“Keep young and beautiful. It’s your duty to be beautiful…” is a lyric from an old Annie Lennox song that I remember hearing when I was a kid. Now, at first blush it may seem a bit bold to suggest that it is someone’s “duty” to be beautiful (especially if you want to be loved as the song continues), but it kind of is…. hear me out on this one.
“Beauty is only skin deep. “It’s what’s on the inside that counts” … blah blah blah. But what we overlook is that skin is in fact connected to the rest of us, and what we put in into the inside of our body, eventually shows up on the out. And, as it is kind of our “duty” to keep our bod’s healthy, by default isn’t the “looking good” part of it too? Am I stretching too much? Maybe I should just go a little more Thug Kitchen styles, “Eat your damn veggies, they will prevent you from getting more wrinkles”.
While there are lots of components to a healthy diet that keep us balling it at a 10, there is one little mineral that often gets overlooked in a world full of calcium and magnesium. A diamond in the rough that plays a critical role in hundreds of metabolic reactions, detoxification of environmental nasties, and provides structure to our precious tissues. This little gem my friends is sulphur.

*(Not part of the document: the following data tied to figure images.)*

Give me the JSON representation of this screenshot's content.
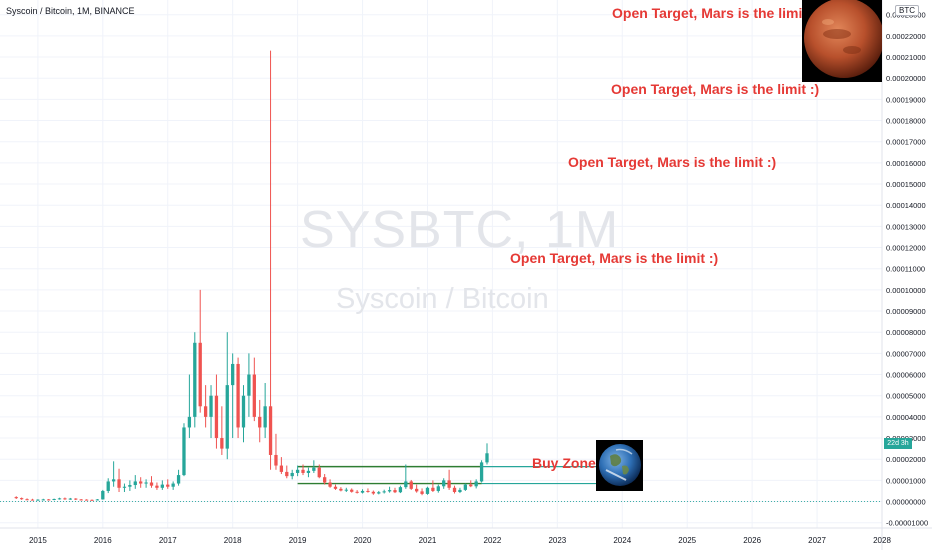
{
  "header": {
    "title": "Syscoin / Bitcoin, 1M, BINANCE",
    "currency": "BTC"
  },
  "watermark": {
    "ticker": "SYSBTC, 1M",
    "name": "Syscoin / Bitcoin"
  },
  "annotations": [
    "Open Target,  Mars is the limit :)",
    "Open Target,  Mars is the limit :)",
    "Open Target,  Mars is the limit :)",
    "Open Target,  Mars is the limit :)"
  ],
  "buy_zone": {
    "label": "Buy Zone",
    "top": 1.65e-05,
    "bottom": 8.5e-06,
    "start": "2019-01",
    "end": "2021-11"
  },
  "price_badge": "22d 3h",
  "images": {
    "mars": "mars-planet-image",
    "earth": "earth-planet-image"
  },
  "colors": {
    "up": "#26a69a",
    "down": "#ef5350",
    "annotation": "#e53935",
    "buy_zone_line": "#2e7d32",
    "price_line": "#26a69a",
    "grid": "#f0f3fa",
    "watermark": "#e3e5ea"
  },
  "chart_data": {
    "type": "candlestick",
    "title": "Syscoin / Bitcoin, 1M, BINANCE",
    "x_ticks": [
      "2015",
      "2016",
      "2017",
      "2018",
      "2019",
      "2020",
      "2021",
      "2022",
      "2023",
      "2024",
      "2025",
      "2026",
      "2027",
      "2028"
    ],
    "y_ticks": [
      "0.00023000",
      "0.00022000",
      "0.00021000",
      "0.00020000",
      "0.00019000",
      "0.00018000",
      "0.00017000",
      "0.00016000",
      "0.00015000",
      "0.00014000",
      "0.00013000",
      "0.00012000",
      "0.00011000",
      "0.00010000",
      "0.00009000",
      "0.00008000",
      "0.00007000",
      "0.00006000",
      "0.00005000",
      "0.00004000",
      "0.00003000",
      "0.00002000",
      "0.00001000",
      "0.00000000",
      "-0.00001000"
    ],
    "ylim": [
      -1.25e-05,
      0.000236
    ],
    "xlim": [
      "2014-06",
      "2028-01"
    ],
    "grid": true,
    "last_value": 2.28e-05,
    "candles": [
      {
        "t": "2014-09",
        "o": 2.1,
        "h": 2.5,
        "l": 1.2,
        "c": 1.6
      },
      {
        "t": "2014-10",
        "o": 1.6,
        "h": 1.9,
        "l": 0.8,
        "c": 1.1
      },
      {
        "t": "2014-11",
        "o": 1.1,
        "h": 1.5,
        "l": 0.6,
        "c": 0.9
      },
      {
        "t": "2014-12",
        "o": 0.9,
        "h": 1.3,
        "l": 0.5,
        "c": 0.7
      },
      {
        "t": "2015-01",
        "o": 0.7,
        "h": 1.1,
        "l": 0.4,
        "c": 0.9
      },
      {
        "t": "2015-02",
        "o": 0.9,
        "h": 1.3,
        "l": 0.6,
        "c": 1.0
      },
      {
        "t": "2015-03",
        "o": 1.0,
        "h": 1.2,
        "l": 0.5,
        "c": 0.8
      },
      {
        "t": "2015-04",
        "o": 0.8,
        "h": 1.4,
        "l": 0.6,
        "c": 1.2
      },
      {
        "t": "2015-05",
        "o": 1.2,
        "h": 1.8,
        "l": 0.9,
        "c": 1.5
      },
      {
        "t": "2015-06",
        "o": 1.5,
        "h": 1.9,
        "l": 0.8,
        "c": 1.1
      },
      {
        "t": "2015-07",
        "o": 1.1,
        "h": 1.7,
        "l": 0.8,
        "c": 1.4
      },
      {
        "t": "2015-08",
        "o": 1.4,
        "h": 1.6,
        "l": 0.7,
        "c": 1.0
      },
      {
        "t": "2015-09",
        "o": 1.0,
        "h": 1.2,
        "l": 0.6,
        "c": 0.9
      },
      {
        "t": "2015-10",
        "o": 0.9,
        "h": 1.1,
        "l": 0.5,
        "c": 0.8
      },
      {
        "t": "2015-11",
        "o": 0.8,
        "h": 1.0,
        "l": 0.5,
        "c": 0.7
      },
      {
        "t": "2015-12",
        "o": 0.7,
        "h": 1.2,
        "l": 0.5,
        "c": 1.0
      },
      {
        "t": "2016-01",
        "o": 1.0,
        "h": 5.5,
        "l": 0.9,
        "c": 5.0
      },
      {
        "t": "2016-02",
        "o": 5.0,
        "h": 11.0,
        "l": 4.0,
        "c": 9.5
      },
      {
        "t": "2016-03",
        "o": 9.5,
        "h": 19.0,
        "l": 7.0,
        "c": 10.5
      },
      {
        "t": "2016-04",
        "o": 10.5,
        "h": 15.5,
        "l": 4.5,
        "c": 6.5
      },
      {
        "t": "2016-05",
        "o": 6.5,
        "h": 8.5,
        "l": 4.5,
        "c": 7.0
      },
      {
        "t": "2016-06",
        "o": 7.0,
        "h": 10.0,
        "l": 5.0,
        "c": 7.8
      },
      {
        "t": "2016-07",
        "o": 7.8,
        "h": 12.5,
        "l": 6.0,
        "c": 9.5
      },
      {
        "t": "2016-08",
        "o": 9.5,
        "h": 11.5,
        "l": 6.5,
        "c": 8.5
      },
      {
        "t": "2016-09",
        "o": 8.5,
        "h": 10.5,
        "l": 6.5,
        "c": 9.0
      },
      {
        "t": "2016-10",
        "o": 9.0,
        "h": 12.0,
        "l": 6.5,
        "c": 7.5
      },
      {
        "t": "2016-11",
        "o": 7.5,
        "h": 9.0,
        "l": 5.5,
        "c": 6.5
      },
      {
        "t": "2016-12",
        "o": 6.5,
        "h": 10.0,
        "l": 5.5,
        "c": 8.0
      },
      {
        "t": "2017-01",
        "o": 8.0,
        "h": 10.5,
        "l": 6.0,
        "c": 7.0
      },
      {
        "t": "2017-02",
        "o": 7.0,
        "h": 9.5,
        "l": 5.5,
        "c": 8.5
      },
      {
        "t": "2017-03",
        "o": 8.5,
        "h": 15.0,
        "l": 7.5,
        "c": 12.5
      },
      {
        "t": "2017-04",
        "o": 12.5,
        "h": 37.0,
        "l": 12.0,
        "c": 35.0
      },
      {
        "t": "2017-05",
        "o": 35.0,
        "h": 60.0,
        "l": 30.0,
        "c": 40.0
      },
      {
        "t": "2017-06",
        "o": 40.0,
        "h": 80.0,
        "l": 35.0,
        "c": 75.0
      },
      {
        "t": "2017-07",
        "o": 75.0,
        "h": 100.0,
        "l": 42.0,
        "c": 45.0
      },
      {
        "t": "2017-08",
        "o": 45.0,
        "h": 55.0,
        "l": 35.0,
        "c": 40.0
      },
      {
        "t": "2017-09",
        "o": 40.0,
        "h": 55.0,
        "l": 30.0,
        "c": 50.0
      },
      {
        "t": "2017-10",
        "o": 50.0,
        "h": 60.0,
        "l": 25.0,
        "c": 30.0
      },
      {
        "t": "2017-11",
        "o": 30.0,
        "h": 45.0,
        "l": 22.0,
        "c": 25.0
      },
      {
        "t": "2017-12",
        "o": 25.0,
        "h": 80.0,
        "l": 20.0,
        "c": 55.0
      },
      {
        "t": "2018-01",
        "o": 55.0,
        "h": 70.0,
        "l": 30.0,
        "c": 65.0
      },
      {
        "t": "2018-02",
        "o": 65.0,
        "h": 68.0,
        "l": 30.0,
        "c": 35.0
      },
      {
        "t": "2018-03",
        "o": 35.0,
        "h": 55.0,
        "l": 28.0,
        "c": 50.0
      },
      {
        "t": "2018-04",
        "o": 50.0,
        "h": 70.0,
        "l": 40.0,
        "c": 60.0
      },
      {
        "t": "2018-05",
        "o": 60.0,
        "h": 68.0,
        "l": 38.0,
        "c": 40.0
      },
      {
        "t": "2018-06",
        "o": 40.0,
        "h": 48.0,
        "l": 28.0,
        "c": 35.0
      },
      {
        "t": "2018-07",
        "o": 35.0,
        "h": 56.0,
        "l": 30.0,
        "c": 45.0
      },
      {
        "t": "2018-08",
        "o": 45.0,
        "h": 213.0,
        "l": 15.0,
        "c": 22.0
      },
      {
        "t": "2018-09",
        "o": 22.0,
        "h": 32.0,
        "l": 15.0,
        "c": 17.0
      },
      {
        "t": "2018-10",
        "o": 17.0,
        "h": 21.0,
        "l": 13.0,
        "c": 14.0
      },
      {
        "t": "2018-11",
        "o": 14.0,
        "h": 17.0,
        "l": 11.0,
        "c": 12.0
      },
      {
        "t": "2018-12",
        "o": 12.0,
        "h": 15.0,
        "l": 10.5,
        "c": 13.5
      },
      {
        "t": "2019-01",
        "o": 13.5,
        "h": 17.0,
        "l": 12.0,
        "c": 15.0
      },
      {
        "t": "2019-02",
        "o": 15.0,
        "h": 17.5,
        "l": 12.5,
        "c": 13.5
      },
      {
        "t": "2019-03",
        "o": 13.5,
        "h": 16.0,
        "l": 11.5,
        "c": 14.5
      },
      {
        "t": "2019-04",
        "o": 14.5,
        "h": 19.5,
        "l": 13.5,
        "c": 16.0
      },
      {
        "t": "2019-05",
        "o": 16.0,
        "h": 17.5,
        "l": 11.0,
        "c": 11.5
      },
      {
        "t": "2019-06",
        "o": 11.5,
        "h": 13.0,
        "l": 8.0,
        "c": 9.0
      },
      {
        "t": "2019-07",
        "o": 9.0,
        "h": 10.5,
        "l": 6.5,
        "c": 7.0
      },
      {
        "t": "2019-08",
        "o": 7.0,
        "h": 8.0,
        "l": 5.5,
        "c": 6.0
      },
      {
        "t": "2019-09",
        "o": 6.0,
        "h": 6.8,
        "l": 4.8,
        "c": 5.2
      },
      {
        "t": "2019-10",
        "o": 5.2,
        "h": 6.5,
        "l": 4.5,
        "c": 5.6
      },
      {
        "t": "2019-11",
        "o": 5.6,
        "h": 6.2,
        "l": 4.2,
        "c": 4.6
      },
      {
        "t": "2019-12",
        "o": 4.6,
        "h": 5.4,
        "l": 3.8,
        "c": 4.2
      },
      {
        "t": "2020-01",
        "o": 4.2,
        "h": 5.8,
        "l": 3.8,
        "c": 5.0
      },
      {
        "t": "2020-02",
        "o": 5.0,
        "h": 6.2,
        "l": 4.2,
        "c": 4.6
      },
      {
        "t": "2020-03",
        "o": 4.6,
        "h": 5.2,
        "l": 3.2,
        "c": 3.8
      },
      {
        "t": "2020-04",
        "o": 3.8,
        "h": 5.0,
        "l": 3.4,
        "c": 4.4
      },
      {
        "t": "2020-05",
        "o": 4.4,
        "h": 5.6,
        "l": 3.8,
        "c": 4.8
      },
      {
        "t": "2020-06",
        "o": 4.8,
        "h": 7.0,
        "l": 4.2,
        "c": 5.4
      },
      {
        "t": "2020-07",
        "o": 5.4,
        "h": 6.5,
        "l": 4.0,
        "c": 4.4
      },
      {
        "t": "2020-08",
        "o": 4.4,
        "h": 7.5,
        "l": 4.0,
        "c": 6.8
      },
      {
        "t": "2020-09",
        "o": 6.8,
        "h": 17.5,
        "l": 6.0,
        "c": 9.5
      },
      {
        "t": "2020-10",
        "o": 9.5,
        "h": 10.2,
        "l": 5.5,
        "c": 6.0
      },
      {
        "t": "2020-11",
        "o": 6.0,
        "h": 8.0,
        "l": 4.2,
        "c": 4.8
      },
      {
        "t": "2020-12",
        "o": 4.8,
        "h": 6.2,
        "l": 3.0,
        "c": 3.6
      },
      {
        "t": "2021-01",
        "o": 3.6,
        "h": 7.0,
        "l": 3.2,
        "c": 6.5
      },
      {
        "t": "2021-02",
        "o": 6.5,
        "h": 10.0,
        "l": 4.5,
        "c": 5.0
      },
      {
        "t": "2021-03",
        "o": 5.0,
        "h": 8.0,
        "l": 4.2,
        "c": 7.2
      },
      {
        "t": "2021-04",
        "o": 7.2,
        "h": 11.0,
        "l": 6.0,
        "c": 10.0
      },
      {
        "t": "2021-05",
        "o": 10.0,
        "h": 15.0,
        "l": 5.5,
        "c": 6.5
      },
      {
        "t": "2021-06",
        "o": 6.5,
        "h": 7.5,
        "l": 3.8,
        "c": 4.5
      },
      {
        "t": "2021-07",
        "o": 4.5,
        "h": 6.5,
        "l": 4.0,
        "c": 5.5
      },
      {
        "t": "2021-08",
        "o": 5.5,
        "h": 8.5,
        "l": 5.0,
        "c": 8.0
      },
      {
        "t": "2021-09",
        "o": 8.0,
        "h": 10.0,
        "l": 6.8,
        "c": 7.2
      },
      {
        "t": "2021-10",
        "o": 7.2,
        "h": 10.5,
        "l": 6.2,
        "c": 9.5
      },
      {
        "t": "2021-11",
        "o": 9.5,
        "h": 19.5,
        "l": 9.0,
        "c": 18.5
      },
      {
        "t": "2021-12",
        "o": 18.5,
        "h": 27.5,
        "l": 17.5,
        "c": 22.8
      }
    ]
  }
}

Now while you may be more familiar with sulphur in terms of the pungent smell of rotten eggs, it is in fact the third most abundant mineral in our body, and when it comes to beauty its role couldn’t be more important. You want good hair, skin and nails? You need some sulfur in your diet.
Note I said above the “hundreds” of chemical reactions. While this is true, let’s not get crazy and go into them all, but rather take a quick look at some of the important ones that can impact what you have going on on the outside:
- Keratin Production – You’ve heard the word “keratin” on a bazillion shampoo commercials, and while questions remain on whether or not you can scrub it into your head, you can strengthen it through diet. Disulphide bonds that are what strengthens this important structural protein, and when it is strong so is our hair and nails.
- Collagen – picture scaffolding, but only underneath your skin. As we age our scaffolding diminishes causing sagging and wrinkles. Sulphur containing links holds you collagen together, keeping the scaffolding strong and jowls at bay.
- Biotin Conversion – this B-Vitamin is thought to make hair grow faster and fuller, and prevent ends from drying and splitting. Sulphur is needed as a donor in its metabolic conversion. You eat more sulfur, you replenish more biotin, you become the hair envy of all your friends
- Detoxification – sulphur plays and important role in our body’s detoxification pathway. Without enough of it, we simply can’t get the toxins out, and a backlog ensues. When we have too many toxins in our body our skin breaks out, nails become weak and brittle, we have low energy, and feel bloated and tired. Not a good look for anyone.
So what are some ways to make sure you getting a good source of sulphur in your diet?
- Consume high quality proteins like fish, poultry, legumes and eggs (especially the yolk)
- Eat your greens like chard, kale and Brussels sprouts
- Flavour things up with the sulphur containing veggies like onions and garlic
Below is my recipe for a sulphur-packed meal; a combination of all three categories – protein, greens, and flavour. It’s highly recommended you enjoy with a glass of wine… I am relatively certain I read somewhere that sulphur requires it to be absorbed 😉
To keeping young & beautiful.
Caramelized Onion Swiss Chard Frittata
1 x onion, finely sliced
1 x large splash of olive oil
1 x Tbsp butter
1 x splash of red wine vinegar
1 x large handful of Swiss Chard, roughly chopped
6 x eggs
1 x splash of milk
1 x pinch of red pepper flakes
salt & pepper to taste
- Preheat oven to 350°F
- Over medium heat melt butter and olive oil together in a medium sized cast iron skillet or oven-proof frying pan
- When pan is hot, add onions and reduce heat to low. Cook onions, stiring often for approximately 40 minutes until golden and caramelized
- While onions are cooking combine eggs, milk, red pepper flakes, and salt & pepper. Gently whisk to combine
- Season onions with salt & pepper, and add splash of red wine vinegar allowing liquid to evaporate
- Remove onions from pan and set aside.
- Return heat to medium. You may need to add a splash more oil if not using a cast iron skillet
- Add chard stems to pan. Sauté for a few minutes, then add chard leaves and continue to cook for an additional 2-3 minutes until leaves have wilted slightly.
- Add onions back to pan and mix to combine
- Add egg mixture. Cook for approximately 5 minutes until egg has begun to set around the edges
- Transfer pan to the oven and cooked for about 20 minutes until top has set
- Once set, run your knife around the outside of the pan to release the frittata. Flip onto a plate and slice to serve. Leftovers store well in the fridge for about 2 days and are delicious served at room temperature.